Grian esperó a que su amiga dijera algo, a que reaccionara, y al ver que no lo hacía, añadió:

– Yo ya te lo había advertido. Seguramente lo sabías, seguramente te dabas cuenta…

Fidelma sintió ser ajena a la realidad, como si estuviera sumergida en agua fría. Estaba aturdida; se había quedado sin palabras. Grian la había advertido y, si era sincera consigo misma, sospechaba -temía, incluso- que podía ser cierto. Intentó engañarse y negarlo, pero al final consiguió articular uno de los pensamientos que se agolpaban en su mente.

– Vete y déjame sola -le gritó con la voz quebrada por la emoción.

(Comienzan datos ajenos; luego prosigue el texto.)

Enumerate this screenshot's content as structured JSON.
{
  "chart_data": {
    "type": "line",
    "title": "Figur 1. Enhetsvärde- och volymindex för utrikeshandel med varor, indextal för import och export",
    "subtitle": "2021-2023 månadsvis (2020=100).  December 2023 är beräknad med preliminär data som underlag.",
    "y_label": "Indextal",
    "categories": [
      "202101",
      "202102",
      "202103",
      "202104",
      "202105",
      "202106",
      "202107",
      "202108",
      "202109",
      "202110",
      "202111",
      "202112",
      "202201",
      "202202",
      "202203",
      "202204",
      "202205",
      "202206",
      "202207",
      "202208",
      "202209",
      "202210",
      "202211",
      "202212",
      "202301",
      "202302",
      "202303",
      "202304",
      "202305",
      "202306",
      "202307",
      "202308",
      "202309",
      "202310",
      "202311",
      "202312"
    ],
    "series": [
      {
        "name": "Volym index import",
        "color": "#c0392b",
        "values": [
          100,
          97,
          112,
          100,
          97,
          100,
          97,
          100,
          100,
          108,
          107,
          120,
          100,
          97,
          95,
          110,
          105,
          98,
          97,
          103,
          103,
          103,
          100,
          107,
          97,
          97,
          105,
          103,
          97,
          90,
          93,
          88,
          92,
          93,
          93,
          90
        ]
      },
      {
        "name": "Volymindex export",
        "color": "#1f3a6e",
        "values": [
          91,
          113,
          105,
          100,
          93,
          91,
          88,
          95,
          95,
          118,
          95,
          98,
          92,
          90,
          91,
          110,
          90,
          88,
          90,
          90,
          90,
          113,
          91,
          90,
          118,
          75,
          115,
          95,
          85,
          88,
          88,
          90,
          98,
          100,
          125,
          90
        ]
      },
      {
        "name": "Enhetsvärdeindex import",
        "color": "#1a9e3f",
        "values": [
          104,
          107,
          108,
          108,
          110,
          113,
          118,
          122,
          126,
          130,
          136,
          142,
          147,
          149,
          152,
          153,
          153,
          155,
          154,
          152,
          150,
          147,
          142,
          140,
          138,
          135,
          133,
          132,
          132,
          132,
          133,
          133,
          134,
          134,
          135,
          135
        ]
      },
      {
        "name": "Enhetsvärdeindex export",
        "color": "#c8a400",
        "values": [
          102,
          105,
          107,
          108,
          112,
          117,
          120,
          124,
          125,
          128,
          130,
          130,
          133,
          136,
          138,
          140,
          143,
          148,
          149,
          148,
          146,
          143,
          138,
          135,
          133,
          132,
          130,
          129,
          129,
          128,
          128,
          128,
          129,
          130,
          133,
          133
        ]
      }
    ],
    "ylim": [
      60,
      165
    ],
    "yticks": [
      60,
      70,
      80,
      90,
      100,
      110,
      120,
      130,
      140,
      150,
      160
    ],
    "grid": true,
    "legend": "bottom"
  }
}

Grian la miró con preocupación.

– Fidelma, debes comprender que…

Fidelma se abalanzó contra su amiga gritando, golpeándola y arañándola. Si Grian no hubiera sido experta en el arte de troidsciathaigid («lucha defensiva»), Fidelma podría haberle hecho daño. Conocía bien aquella técnica inventada siglos atrás, cuando los sabios de los Cinco Reinos debían defenderse de ladrones y bandidos. Sus creencias les impedían defenderse con armas y se vieron obligados a desarrollar otro método de defensa. Ahora, muchos de los misioneros que viajaban a otros países eran adeptos de este arte.